= Golf license =

Skill certification for European golfers

The GVB (Golfvaardigheidsbewijs in Dutch, Brevet d´aptitude in French) or golf ability license is a standardised test and licensing process which players of the game of golf must go through in order to be allowed to play on many golf courses in Belgium, Germany or the Netherlands.

The NGF (Dutch Golf Federation) changed the name to “handicap 54.”

==History==
The GVB was introduced because there are few golf courses in relation to the number of golfers. Because there was no requirement previous to the GVB, anyone could play on a public course. This led to situations which were hazardous or undesirable to other players. In the 1980s the GVB was introduced (in Belgium in 1988) to remedy this problem. The GVB is basically a pre-handicap. It guarantees a certain level of ability and knowledge of the rules and etiquette. The GVB is required for entrance into a golfing association or to play on an official golfing association course although most clubs have their own admittance policy.

Some clubs and courses (like in a lot of other countries) demand a handicap certificate or certifiable level of play (i.e. handicap 24) for guests.

==Level of play==
In the Netherlands there are three types of level of play:
- Baanpermissie (course permission): the local pro has determined that the player is good enough to go out on the local course (but only the local course).
- Golfvaardigheidsbewijs (GVB): the player has taken a test and is deemed good enough to obtain the GVB. The player can play on any course where GVB is the minimal requirement.
- Handicap: the player has taken the handicap exam and has played the required number of holes with a score deemed eligible for a handicap. The player can now play any course for which the handicap is the minimum requirement.

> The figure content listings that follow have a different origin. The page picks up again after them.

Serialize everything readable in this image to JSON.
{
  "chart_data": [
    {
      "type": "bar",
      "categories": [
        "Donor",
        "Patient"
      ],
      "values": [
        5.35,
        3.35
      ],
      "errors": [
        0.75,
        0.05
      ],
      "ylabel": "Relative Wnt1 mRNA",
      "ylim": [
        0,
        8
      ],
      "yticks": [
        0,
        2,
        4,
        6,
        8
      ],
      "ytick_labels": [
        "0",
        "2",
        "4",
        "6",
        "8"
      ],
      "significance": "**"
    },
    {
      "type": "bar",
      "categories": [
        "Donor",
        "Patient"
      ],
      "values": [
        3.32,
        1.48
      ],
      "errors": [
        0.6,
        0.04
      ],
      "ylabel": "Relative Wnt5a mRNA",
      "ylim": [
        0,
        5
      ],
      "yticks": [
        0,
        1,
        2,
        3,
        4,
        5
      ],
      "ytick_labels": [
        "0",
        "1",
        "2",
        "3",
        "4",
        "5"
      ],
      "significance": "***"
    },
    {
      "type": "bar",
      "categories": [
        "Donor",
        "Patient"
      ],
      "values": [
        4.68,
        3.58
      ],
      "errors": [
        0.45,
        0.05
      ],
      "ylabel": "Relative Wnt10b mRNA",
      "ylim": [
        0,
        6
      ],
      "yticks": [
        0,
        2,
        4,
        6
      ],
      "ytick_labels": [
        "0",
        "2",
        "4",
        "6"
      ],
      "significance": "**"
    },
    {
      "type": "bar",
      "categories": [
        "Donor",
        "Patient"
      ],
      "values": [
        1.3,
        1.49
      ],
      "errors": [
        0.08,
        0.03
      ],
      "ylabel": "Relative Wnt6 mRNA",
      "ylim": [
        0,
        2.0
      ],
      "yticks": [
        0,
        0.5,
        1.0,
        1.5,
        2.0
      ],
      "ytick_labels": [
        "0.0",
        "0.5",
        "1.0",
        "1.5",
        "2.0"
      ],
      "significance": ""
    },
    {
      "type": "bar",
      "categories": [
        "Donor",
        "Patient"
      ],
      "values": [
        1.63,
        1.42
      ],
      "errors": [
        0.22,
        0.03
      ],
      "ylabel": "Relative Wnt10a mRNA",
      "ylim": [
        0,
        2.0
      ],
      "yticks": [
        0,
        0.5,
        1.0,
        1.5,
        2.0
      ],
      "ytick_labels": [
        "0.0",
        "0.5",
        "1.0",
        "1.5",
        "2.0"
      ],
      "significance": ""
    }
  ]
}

Many club players skip the GVB part and go straight to the handicap exam.

==The GVB test==
The test comprises a written portion and a practical portion. The written portion is twenty questions; five about golf etiquette, the other fifteen about the rules. The practical portion consists of playing four holes. The player's best three holes are counted; the player must score below 21 to pass the test.

Players are free to choose a course to take their test. Some clubs or courses offer a package deal where one attains a GVB after a weekend of workshops, learning and training.

It is not necessary for a player to be a member of a club or course in the Netherlands to have a GVB or a handicap. The player can register with the Stichting Golfsport for a fee and the GVB or handicap will be maintained (even if it is not a Dutch GVB or handicap).